Vou de Táxi - VI
Natureza

Vou de Táxi - VI


"Mas a gente não escuta só as palavras: a gente ouve também os sinais."
Martha Medeiros

Nestes últimos dias tenho utilizado bastante o serviço de táxis, e como sempre, puxo conversa com o taxista e tanta coisa interessante tenho ouvido, tantas trocas de ideias, conhecendo cada vez mais esta classe que, algumas vezes se apresenta com péssimos profissionais, interesseiros ou sem cuidados ao volante, escalafobéticos ou cafonas com penduricalhos pendurados, alguns caladões, outros loucos para um bate papo, típica cara urbana de uma cidade paradoxal, caótica e instigante como o Rio de Janeiro. Porém, em contrapartida, encontro motoristas que me surpreendem pela educação e postura ou a história de vida peculiar que apresentam. Uma dessas histórias ouvi esta semana de um motorista chamado Silvio, que trabalha na Candelária, centro nervoso do Rio. Um homem jovem e com uma bagagem de vida interessante e admirável.
E foi assim, resumidamente:

- Olha, eu vou contar essa história lá no meu blog, hein!
- Pode contar, dona, é a minha história, a minha verdade.

Para variar, o assunto começou por causa do trânsito ruim que eu já havia pego até ali e que ele, grande conhecedor do tráfego complicado da cidade, me garantiu que indo pelo Aterro do Flamengo não pegaríamos engarrafamentos até Botafogo. E lá fomos nós, batendo papo.
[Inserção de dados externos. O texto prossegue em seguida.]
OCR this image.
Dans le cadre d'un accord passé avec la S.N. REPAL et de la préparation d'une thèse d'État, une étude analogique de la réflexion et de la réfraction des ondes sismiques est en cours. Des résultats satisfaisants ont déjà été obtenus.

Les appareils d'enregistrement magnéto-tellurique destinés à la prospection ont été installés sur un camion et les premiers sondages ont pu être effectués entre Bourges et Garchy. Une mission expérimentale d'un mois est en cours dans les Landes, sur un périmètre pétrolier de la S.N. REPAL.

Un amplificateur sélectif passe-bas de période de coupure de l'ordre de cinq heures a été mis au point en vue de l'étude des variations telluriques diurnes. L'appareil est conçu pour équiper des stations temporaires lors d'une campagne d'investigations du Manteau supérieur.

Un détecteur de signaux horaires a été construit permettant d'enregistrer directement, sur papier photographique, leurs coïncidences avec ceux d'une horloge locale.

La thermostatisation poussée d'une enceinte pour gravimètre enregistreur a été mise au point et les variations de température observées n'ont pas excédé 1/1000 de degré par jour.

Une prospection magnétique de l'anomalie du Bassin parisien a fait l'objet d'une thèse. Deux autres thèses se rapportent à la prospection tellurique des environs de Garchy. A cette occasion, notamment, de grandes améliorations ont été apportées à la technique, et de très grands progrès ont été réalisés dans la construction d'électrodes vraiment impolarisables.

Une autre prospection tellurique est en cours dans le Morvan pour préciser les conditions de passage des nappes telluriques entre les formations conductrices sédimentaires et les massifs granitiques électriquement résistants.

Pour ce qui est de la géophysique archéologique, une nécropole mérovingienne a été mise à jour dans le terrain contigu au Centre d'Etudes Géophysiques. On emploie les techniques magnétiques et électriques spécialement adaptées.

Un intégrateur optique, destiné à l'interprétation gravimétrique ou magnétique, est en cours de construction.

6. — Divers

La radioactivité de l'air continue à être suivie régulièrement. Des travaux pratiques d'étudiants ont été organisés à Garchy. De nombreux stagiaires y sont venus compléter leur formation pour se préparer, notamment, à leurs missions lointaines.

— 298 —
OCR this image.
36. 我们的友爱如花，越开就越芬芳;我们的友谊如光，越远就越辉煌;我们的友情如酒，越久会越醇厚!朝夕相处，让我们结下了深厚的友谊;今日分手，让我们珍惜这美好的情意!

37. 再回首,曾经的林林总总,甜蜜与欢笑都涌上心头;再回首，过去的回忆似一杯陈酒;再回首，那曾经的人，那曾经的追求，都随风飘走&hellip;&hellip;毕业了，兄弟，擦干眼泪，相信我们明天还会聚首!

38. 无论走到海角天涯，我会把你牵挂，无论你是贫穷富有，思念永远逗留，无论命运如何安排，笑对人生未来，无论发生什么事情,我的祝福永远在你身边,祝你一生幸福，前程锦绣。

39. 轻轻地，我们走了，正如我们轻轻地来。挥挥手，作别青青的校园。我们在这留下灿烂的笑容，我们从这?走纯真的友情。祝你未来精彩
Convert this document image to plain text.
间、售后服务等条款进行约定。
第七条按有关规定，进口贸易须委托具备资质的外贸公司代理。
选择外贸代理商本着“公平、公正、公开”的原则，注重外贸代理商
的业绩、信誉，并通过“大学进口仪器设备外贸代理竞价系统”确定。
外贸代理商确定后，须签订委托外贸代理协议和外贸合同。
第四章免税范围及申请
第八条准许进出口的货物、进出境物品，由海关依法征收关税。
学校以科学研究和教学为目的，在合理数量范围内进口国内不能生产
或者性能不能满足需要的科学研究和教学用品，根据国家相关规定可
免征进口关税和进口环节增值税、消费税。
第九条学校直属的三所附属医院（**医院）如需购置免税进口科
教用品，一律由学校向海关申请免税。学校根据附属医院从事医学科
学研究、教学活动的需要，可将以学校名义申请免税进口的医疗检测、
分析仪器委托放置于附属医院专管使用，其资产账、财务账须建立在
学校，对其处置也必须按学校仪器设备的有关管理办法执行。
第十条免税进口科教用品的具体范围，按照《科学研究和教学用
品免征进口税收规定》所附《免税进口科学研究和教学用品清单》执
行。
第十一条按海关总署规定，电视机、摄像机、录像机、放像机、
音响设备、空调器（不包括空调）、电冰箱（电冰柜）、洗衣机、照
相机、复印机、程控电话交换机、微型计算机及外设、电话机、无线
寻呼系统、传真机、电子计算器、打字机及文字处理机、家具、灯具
- Eu já fiz de tudo nesta vida, antes de trabalhar aqui no táxi, dona. Fui faxineiro, office boy, quitandeiro, trabalhei em contas a pagar de uma  empresa e aí, dei um basta em tudo, pedi minhas contas ao chefe, não disse pra onde ia e fui.  Liguei pra minha mulher e mandei ela arrumar as malas.  Desesperada, resmungou que estava com a máquina cheia de roupa molhada e não podia sair assim. Eu lhe disse que se ela não estivesse lá embaixo na hora que eu chegasse que iria sozinho e ela ficaria.

- Mas, para onde você ia?
- Minha mulher arrumou as malas, desceu despenteada, arrumando a roupa, entrou no carro e eu disse a ela:
Vamos pra Paraíba!
- Mas, como assim, você é da Paraíba?
- Não, dona, não sou e nem tenho ninguém por lá!  Mas, eu surtei, precisava parar com aquela vida igual todos os dias, não aguentava mais ficar até altas horas num escritório, fechando contas e mais contas.
Fui pra Paraíba porque um amigo meu, caminhoneiro e paraibano, vivia dizendo que lá era muito bom e bonito e me orientou todo o caminho.  Então, fomos, eu e a mulher, passamos uns dois meses lá em cima, rodando desde a Paraíba a outras cidades daquelas bandas.  Foi bom demais! Quando voltamos, decidi trabalhar no táxi e estou aqui até hoje e satisfeito, não me estresso com nada porque se estressar, largo tudo amanhã mesmo e procuro outra coisa pra fazer.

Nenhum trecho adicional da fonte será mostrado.